It’s a new year, and for me, it has meant, thankfully, new followers here on WordPress, many thank you’s. Also, I’m  returning to some enjoyable knitting projects of long ago when knitting for our children as teenagers and young adults and just finished this Fair Isle pullover or jumper. It’s a free pattern and was the sweater Scarlett Johansson wore in the film, “We Bought a Zoo” with Matt Damon.

fair isle 007

Sharon Watterson

Fair Isle design gets a once every 20-year push and is all the craze again this year as it was in the 60’s and 80’s.  Scarlett Johansson’s Fair Isle sweater pattern in the holiday movie release “We Bought a Zoo” was posted as a free pattern by Knitting Icelandic, so decided it would be perfect for our granddaughter’s birthday in February. Knit on circular needles and dpns in the round from the bottom up, I had forgotten just how boring a crew-neck can be, going round and round with a plain stockinette knit stitch, before you get to the yoke and all the stranded colorwork. But the bonus is in the finishing!

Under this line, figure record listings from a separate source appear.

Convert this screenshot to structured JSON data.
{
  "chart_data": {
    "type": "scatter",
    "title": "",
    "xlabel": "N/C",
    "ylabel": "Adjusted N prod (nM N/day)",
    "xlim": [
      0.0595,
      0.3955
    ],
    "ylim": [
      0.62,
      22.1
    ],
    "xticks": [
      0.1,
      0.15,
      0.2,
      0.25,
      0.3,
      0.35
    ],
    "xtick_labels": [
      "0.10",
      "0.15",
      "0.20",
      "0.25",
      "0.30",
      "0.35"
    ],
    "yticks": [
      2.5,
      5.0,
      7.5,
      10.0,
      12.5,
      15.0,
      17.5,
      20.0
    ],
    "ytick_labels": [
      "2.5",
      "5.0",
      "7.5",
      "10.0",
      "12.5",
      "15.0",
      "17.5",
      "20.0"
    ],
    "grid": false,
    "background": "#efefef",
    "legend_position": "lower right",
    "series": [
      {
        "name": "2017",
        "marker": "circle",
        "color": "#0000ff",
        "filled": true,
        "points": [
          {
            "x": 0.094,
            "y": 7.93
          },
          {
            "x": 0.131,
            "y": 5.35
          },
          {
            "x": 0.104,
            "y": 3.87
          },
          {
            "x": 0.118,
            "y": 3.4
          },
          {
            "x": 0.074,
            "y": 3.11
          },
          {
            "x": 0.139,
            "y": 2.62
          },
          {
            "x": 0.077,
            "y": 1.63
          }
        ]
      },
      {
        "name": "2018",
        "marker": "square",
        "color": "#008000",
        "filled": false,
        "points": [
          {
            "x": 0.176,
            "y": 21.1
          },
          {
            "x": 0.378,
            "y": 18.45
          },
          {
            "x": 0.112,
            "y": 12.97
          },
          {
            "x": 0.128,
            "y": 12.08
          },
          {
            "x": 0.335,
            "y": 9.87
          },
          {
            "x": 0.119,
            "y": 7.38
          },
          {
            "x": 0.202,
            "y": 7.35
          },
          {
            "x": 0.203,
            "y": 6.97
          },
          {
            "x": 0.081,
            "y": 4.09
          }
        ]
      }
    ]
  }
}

Did I say this one is for our granddaughter, Charlotte’s, 12th birthday?

Scarlett’s Fair Isle sweater is knit on a US 7 (4.5 mm) with a moss stitch edge on the sleeves, which are knit on dpns. Daunting at first, but just like knitting clog or boot socks, once you get used to going around , it’s easy and faster with bigger needles than the usual smaller sock gauge. And the reward is no sewing up, except the underarm. Finishing the sweater has been a breeze.

underarm stitches on waste yarn ©Sharon Watterson

Whipping in the different color yarns of the yoke, inevitably is tiresome, but the underarm can be grafted like closing the toe of a sock or “sewn up”  with a three-needle cast off.  I’m using the three-needle bind off method, as I think it will be neater for this knitting project. You can also use this method to connect shoulder pieces as well.

©Sharon Watterson

I don’t knit during the day, just at night watching television (tonight,  it’s “Downton Abbey“)  and am not a particularly fast knitter, using the English method and throwing the yarn. This Fair Isle pattern took about three weeks with another infinity cowl,  a pair of fingerless mitts, and a few Fair Isle baby hats thrown in the middle.

fair isle

©Sharon Watterson

 So please don’t think Fair Isle patterns take forever and end up in your unfinished bin.

At the holidays, most of my knitting was accessories, more infinity scarf patterns than I ever want to see again,

©Sharon Watterson

and hats, oh, the hat patterns,  either as gifts or for my Etsy shop, so beginning a few new sweaters has been a welcomed relief.

Next project on the needles will be one of my favorite patterns, it’s Elsebeth Lavold’s “Viveca“,  from an older book (maybe in your public library) and knit before with alpaca.

©Sharon Watterson

This time, I’m knitting it with Mirasol “Cotanani”, 60% pima cotton and 40% Merino wool, nice for spring and chilly summer nights, purchased on sale for about $30 for ten skeins, unheard of these days with the jump in yarn prices.

“Viveca” photo by Anders Rydell

I’ll be making some adjustments, as the Cotanani yarn requires a US 6 (4 mm) and the pattern calls for a US 8 (5 mm) and think knitting the largest pattern size will work for the smaller needle and gauge. Must swatch first, of course.  But before I start Viveca, am finishing Levenwick, blogged about previously, one more sleeve to go.